When peace resumed, Gilmore was asked to organize a celebration, which took place at New Orleans. That success emboldened him to undertake two major music festivals at Boston, the National Peace Jubilee in 1869 and the World's Peace Jubilee and International Musical Festival in 1872. These featured monster orchestras of massed bands with the finest singers and instrumentalists (including the only American appearance by "waltz king" Johann Strauss II) and cemented Gilmore's reputation as the leading musical figure of the age. Coliseums were erected for the occasions, holding 60- and 120,000 persons. Grateful Bostonians presented Gilmore with medals and cash, but in 1873 he moved to New York City, as bandmaster of the 22nd Regiment. Gilmore took this band on acclaimed tours of Europe.

== Personal life and death ==
In 1858, he married Nellie J. O'Neil in Lowell, Massachusetts.

It was back on home soil, preparing an 1892 musical celebration of the quadricentennial anniversary of Christopher Columbus' voyage of discovery, where Gilmore collapsed and died in St. Louis. Patrick S. Gilmore was buried in Calvary Cemetery in Queens, New York.

==Legacy==

Gilmore was a prominent figure in 19th-century American music. Among his compositions, the "Famous 22nd Regiment March" from 1874 is just one example. He held the first "Promenade Concert in America" in 1855, the forerunner to today's Boston Pops. He set up "Gilmore's Concert Garden", which became Madison Square Garden. He was the musical director of the Nation in effect, leading the festivities for the 1876 Centennial celebrations in Philadelphia and the dedication of the Statue of Liberty in 1886. In 1888 he started the tradition of seeing in the New Year in Times Square.
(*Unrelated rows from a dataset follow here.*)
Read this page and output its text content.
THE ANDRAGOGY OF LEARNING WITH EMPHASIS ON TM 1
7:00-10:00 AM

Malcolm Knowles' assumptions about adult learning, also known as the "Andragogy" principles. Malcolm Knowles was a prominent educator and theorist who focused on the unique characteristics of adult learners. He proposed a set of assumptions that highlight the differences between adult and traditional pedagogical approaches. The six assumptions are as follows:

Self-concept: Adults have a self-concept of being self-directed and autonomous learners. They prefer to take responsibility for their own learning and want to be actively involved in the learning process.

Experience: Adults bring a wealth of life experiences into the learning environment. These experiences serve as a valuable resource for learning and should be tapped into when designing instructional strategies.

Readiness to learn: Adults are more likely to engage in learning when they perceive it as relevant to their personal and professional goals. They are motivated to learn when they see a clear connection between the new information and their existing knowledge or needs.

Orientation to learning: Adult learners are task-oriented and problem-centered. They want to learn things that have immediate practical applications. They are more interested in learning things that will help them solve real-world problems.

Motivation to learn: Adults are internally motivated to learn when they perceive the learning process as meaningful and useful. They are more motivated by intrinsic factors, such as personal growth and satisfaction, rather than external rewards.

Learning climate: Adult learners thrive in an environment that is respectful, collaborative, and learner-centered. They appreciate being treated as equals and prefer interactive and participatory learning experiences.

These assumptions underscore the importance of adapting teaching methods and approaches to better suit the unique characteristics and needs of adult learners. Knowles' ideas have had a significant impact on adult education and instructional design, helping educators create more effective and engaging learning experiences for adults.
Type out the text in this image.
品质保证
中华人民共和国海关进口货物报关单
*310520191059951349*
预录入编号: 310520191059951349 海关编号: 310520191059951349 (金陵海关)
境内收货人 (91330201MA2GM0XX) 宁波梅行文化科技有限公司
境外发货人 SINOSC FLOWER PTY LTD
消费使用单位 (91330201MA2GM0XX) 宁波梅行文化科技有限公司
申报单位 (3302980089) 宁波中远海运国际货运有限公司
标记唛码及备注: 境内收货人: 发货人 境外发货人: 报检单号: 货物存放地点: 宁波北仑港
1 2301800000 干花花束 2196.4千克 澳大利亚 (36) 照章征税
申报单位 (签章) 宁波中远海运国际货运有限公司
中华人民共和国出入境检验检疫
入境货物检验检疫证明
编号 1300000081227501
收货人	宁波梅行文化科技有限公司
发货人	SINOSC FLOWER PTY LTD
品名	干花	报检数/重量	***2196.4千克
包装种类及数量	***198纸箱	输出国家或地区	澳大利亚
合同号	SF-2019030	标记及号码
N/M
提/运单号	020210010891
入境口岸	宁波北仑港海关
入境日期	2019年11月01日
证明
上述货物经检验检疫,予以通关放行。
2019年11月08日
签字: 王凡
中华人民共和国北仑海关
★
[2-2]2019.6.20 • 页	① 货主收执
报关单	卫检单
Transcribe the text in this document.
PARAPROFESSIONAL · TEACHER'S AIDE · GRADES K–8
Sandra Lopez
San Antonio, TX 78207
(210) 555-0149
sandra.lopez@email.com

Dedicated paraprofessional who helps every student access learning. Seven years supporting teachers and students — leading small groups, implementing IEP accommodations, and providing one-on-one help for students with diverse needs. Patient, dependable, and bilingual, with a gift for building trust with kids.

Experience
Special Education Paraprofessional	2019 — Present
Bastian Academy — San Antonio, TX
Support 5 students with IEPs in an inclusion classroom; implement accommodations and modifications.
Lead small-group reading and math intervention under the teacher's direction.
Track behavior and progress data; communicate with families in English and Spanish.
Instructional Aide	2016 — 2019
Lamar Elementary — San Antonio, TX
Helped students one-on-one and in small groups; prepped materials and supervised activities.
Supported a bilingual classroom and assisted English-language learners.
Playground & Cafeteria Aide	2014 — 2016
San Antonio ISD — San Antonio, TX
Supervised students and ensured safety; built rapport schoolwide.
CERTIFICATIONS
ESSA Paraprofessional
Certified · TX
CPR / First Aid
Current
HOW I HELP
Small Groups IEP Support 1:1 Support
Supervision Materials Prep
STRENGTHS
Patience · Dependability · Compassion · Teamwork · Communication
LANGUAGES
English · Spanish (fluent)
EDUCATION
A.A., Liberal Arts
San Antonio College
Gilmore was the first American band leader to feature the saxophone. The French Garde Republicaine military band performed at the World Peace Jubilee and Gilmore was sufficiently impressed that in the following year he reorganized his band to include the instruments that the French band introduced to American ears. The new band included a soprano-alto-tenor-baritone saxophone section featuring Edward A. Lefebre (1834-1911) as soloist, which also performed as a quartet that became the archetype of the standard classical saxophone quartet. The promotion by Gilmore and Lefebre resulted in the first production of American saxophones and a shift of the center of the saxophone world from France to the United States around the turn of the century.

In 1891, he played for some of Thomas Edison's first commercial recordings. Musically, he was the first arranger to set brass instruments against the reeds, which remains the basis for big band orchestration. His arrangements of contemporary classics did a great deal to familiarize the American people with the work of the great European musical masters.

Patrick Sarsfield Gilmore was inducted into the Songwriters Hall of Fame in 1970.